Le local et l’aménagement font la plus grosse part de la facture, comme dans n’importe quel salon. Le matériel de barbier pèse moins lourd qu’un équipement de coiffure féminine, et le stock produit se compte en quelques références au lieu d’un nuancier. Beaucoup de barbershops ouvrent avec deux ou trois postes puis ajoutent un fauteuil quand la file d’attente le justifie. Gardez de quoi payer loyer et salaires pendant les premiers mois : la clientèle d’un barbier se construit par habitude, et l’habitude met une saison à s’installer.

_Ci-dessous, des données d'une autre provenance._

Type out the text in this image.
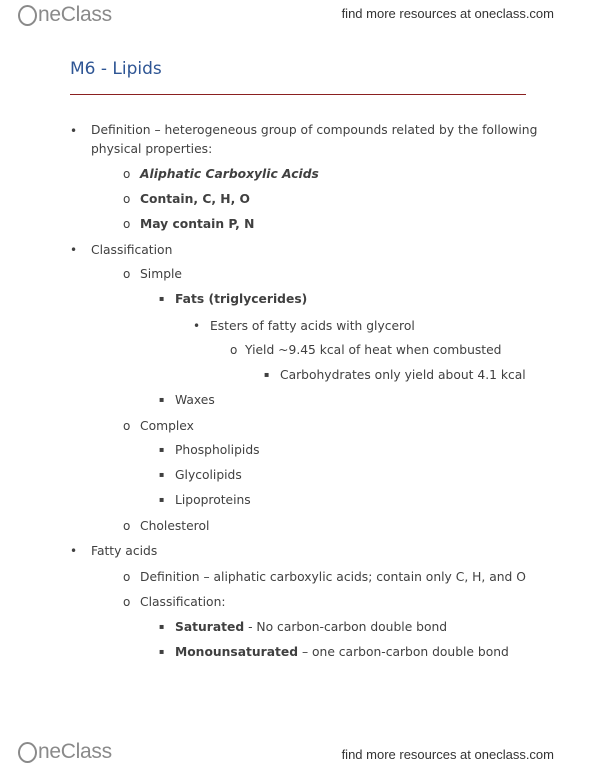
neClass	find more resources at oneclass.com
M6 - Lipids
• Definition – heterogeneous group of compounds related by the following
physical properties:
o Aliphatic Carboxylic Acids
o Contain, C, H, O
o May contain P, N
• Classification
o Simple
▪ Fats (triglycerides)
• Esters of fatty acids with glycerol
o Yield ~9.45 kcal of heat when combusted
▪ Carbohydrates only yield about 4.1 kcal
▪ Waxes
o Complex
▪ Phospholipids
▪ Glycolipids
▪ Lipoproteins
o Cholesterol
• Fatty acids
o Definition – aliphatic carboxylic acids; contain only C, H, and O
o Classification:
▪ Saturated - No carbon-carbon double bond
▪ Monounsaturated – one carbon-carbon double bond
neClass	find more resources at oneclass.com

Qu’est-ce qui fait revenir un client ?
Quatre choses, et aucune n’est le prix. Un client de barbershop revient toutes les deux ou trois semaines pendant des années s’il obtient ce qu’il attend, et change d’enseigne au premier dégradé raté.
- La régularité du résultat : le même dégradé, à la même hauteur, à chaque visite. C’est ce qui crée l’habitude.

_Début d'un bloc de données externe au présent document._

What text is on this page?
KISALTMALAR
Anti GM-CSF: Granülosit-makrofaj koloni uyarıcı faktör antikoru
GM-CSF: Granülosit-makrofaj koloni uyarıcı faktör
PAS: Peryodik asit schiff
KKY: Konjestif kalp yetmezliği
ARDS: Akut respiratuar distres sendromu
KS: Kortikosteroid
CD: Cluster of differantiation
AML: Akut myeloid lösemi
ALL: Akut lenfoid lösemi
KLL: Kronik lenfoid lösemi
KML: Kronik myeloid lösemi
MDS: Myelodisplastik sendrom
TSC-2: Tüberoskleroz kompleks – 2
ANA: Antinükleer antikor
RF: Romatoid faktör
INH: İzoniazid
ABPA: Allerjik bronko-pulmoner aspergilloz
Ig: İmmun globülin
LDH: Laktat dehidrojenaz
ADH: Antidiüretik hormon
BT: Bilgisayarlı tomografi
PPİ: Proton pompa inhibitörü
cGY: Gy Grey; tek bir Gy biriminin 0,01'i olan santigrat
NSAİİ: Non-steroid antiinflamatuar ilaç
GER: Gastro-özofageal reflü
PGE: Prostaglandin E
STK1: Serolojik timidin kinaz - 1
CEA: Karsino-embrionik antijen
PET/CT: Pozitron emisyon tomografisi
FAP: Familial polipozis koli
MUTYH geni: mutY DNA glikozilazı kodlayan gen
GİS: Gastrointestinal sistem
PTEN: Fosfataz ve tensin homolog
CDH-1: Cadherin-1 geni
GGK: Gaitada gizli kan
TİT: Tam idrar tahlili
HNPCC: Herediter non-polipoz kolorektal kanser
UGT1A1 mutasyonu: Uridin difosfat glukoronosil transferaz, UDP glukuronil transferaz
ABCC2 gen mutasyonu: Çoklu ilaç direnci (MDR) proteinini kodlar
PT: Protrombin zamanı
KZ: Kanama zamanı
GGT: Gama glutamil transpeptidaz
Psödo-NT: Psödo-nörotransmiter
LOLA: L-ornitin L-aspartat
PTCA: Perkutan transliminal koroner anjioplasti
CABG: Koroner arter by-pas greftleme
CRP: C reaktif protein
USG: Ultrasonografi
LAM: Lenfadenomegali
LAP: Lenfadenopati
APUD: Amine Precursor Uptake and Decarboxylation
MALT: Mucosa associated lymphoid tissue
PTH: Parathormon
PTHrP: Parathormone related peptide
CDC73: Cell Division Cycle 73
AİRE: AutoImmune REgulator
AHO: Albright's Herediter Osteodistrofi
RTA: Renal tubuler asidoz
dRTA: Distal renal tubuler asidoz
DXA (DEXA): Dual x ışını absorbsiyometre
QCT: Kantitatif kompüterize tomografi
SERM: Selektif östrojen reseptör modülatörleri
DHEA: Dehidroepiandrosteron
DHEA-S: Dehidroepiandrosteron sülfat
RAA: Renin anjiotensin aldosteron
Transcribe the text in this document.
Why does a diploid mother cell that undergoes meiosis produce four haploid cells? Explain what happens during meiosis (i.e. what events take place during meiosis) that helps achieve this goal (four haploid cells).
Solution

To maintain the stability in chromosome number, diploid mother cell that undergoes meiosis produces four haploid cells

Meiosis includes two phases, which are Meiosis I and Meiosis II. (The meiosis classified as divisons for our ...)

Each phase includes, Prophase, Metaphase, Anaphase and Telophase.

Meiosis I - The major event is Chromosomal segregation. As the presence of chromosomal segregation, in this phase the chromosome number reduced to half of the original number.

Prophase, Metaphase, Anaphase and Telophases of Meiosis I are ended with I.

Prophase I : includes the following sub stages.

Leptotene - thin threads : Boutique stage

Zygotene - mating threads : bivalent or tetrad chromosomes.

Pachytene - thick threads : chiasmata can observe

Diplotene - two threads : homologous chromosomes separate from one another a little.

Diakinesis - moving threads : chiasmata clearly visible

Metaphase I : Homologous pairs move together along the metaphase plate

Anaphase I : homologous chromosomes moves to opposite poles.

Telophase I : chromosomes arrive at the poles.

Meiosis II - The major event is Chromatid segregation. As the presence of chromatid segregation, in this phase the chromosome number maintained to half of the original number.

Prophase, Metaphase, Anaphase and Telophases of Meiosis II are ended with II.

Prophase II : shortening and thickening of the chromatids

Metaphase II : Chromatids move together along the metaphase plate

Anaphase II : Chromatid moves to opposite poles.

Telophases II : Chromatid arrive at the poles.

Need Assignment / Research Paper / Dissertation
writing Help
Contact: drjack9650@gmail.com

- Le respect de l’horaire, parce qu’un client qui attend quarante minutes un jeudi soir ne repasse pas.
- Le barbier attitré : beaucoup reviennent pour une personne précise, pas pour l’enseigne. Encore faut-il savoir qui a coupé quoi la dernière fois, ce qu’un logiciel pour barbershop rattache au client sans qu’il ait à le redire.
- Une prise de rendez-vous simple, souvent par message, pour ceux qui ne veulent plus faire la queue.
Faut-il passer de la file d’attente au rendez-vous ?
Oui, et c’est l’écart le plus facile à creuser aujourd’hui. La plupart des barbershops fonctionnent encore au premier arrivé, ce qui marche tant que le salon n’est pas plein et devient ingérable le jeudi soir, le week-end et la semaine avant l’Aïd. Proposer le rendez-vous et tenir un fichier clients avec le barbier préféré et le style habituel lisse les journées de rush et vous distingue immédiatement de l’enseigne d’à côté. Un cahier tient les deux au début ; un logiciel pour barbershop les tient quand trois fauteuils tournent en même temps, et laisse le client réserver son créneau en ligne au lieu d’appeler.
Comment se différencier quand plusieurs barbershops se disputent la même rue ?
Pas sur le prix, qui s’aligne vite entre enseignes voisines, mais sur ce qui se répète à chaque visite. Un client de barbershop compare rarement les tarifs affichés : il compare ce qu’il a obtenu la dernière fois.
- Un style ou une spécialité affichée clairement (dégradés, taille de barbe au rasoir, coupes classiques), plutôt qu’un menu qui essaie de tout proposer à tout le monde.
- Un barbier attitré identifiable, pour que le client revienne pour une personne, pas seulement pour une enseigne.
- Une ambiance reconnaissable en une photo, qui donne envie de partager sa visite plutôt que de la taire.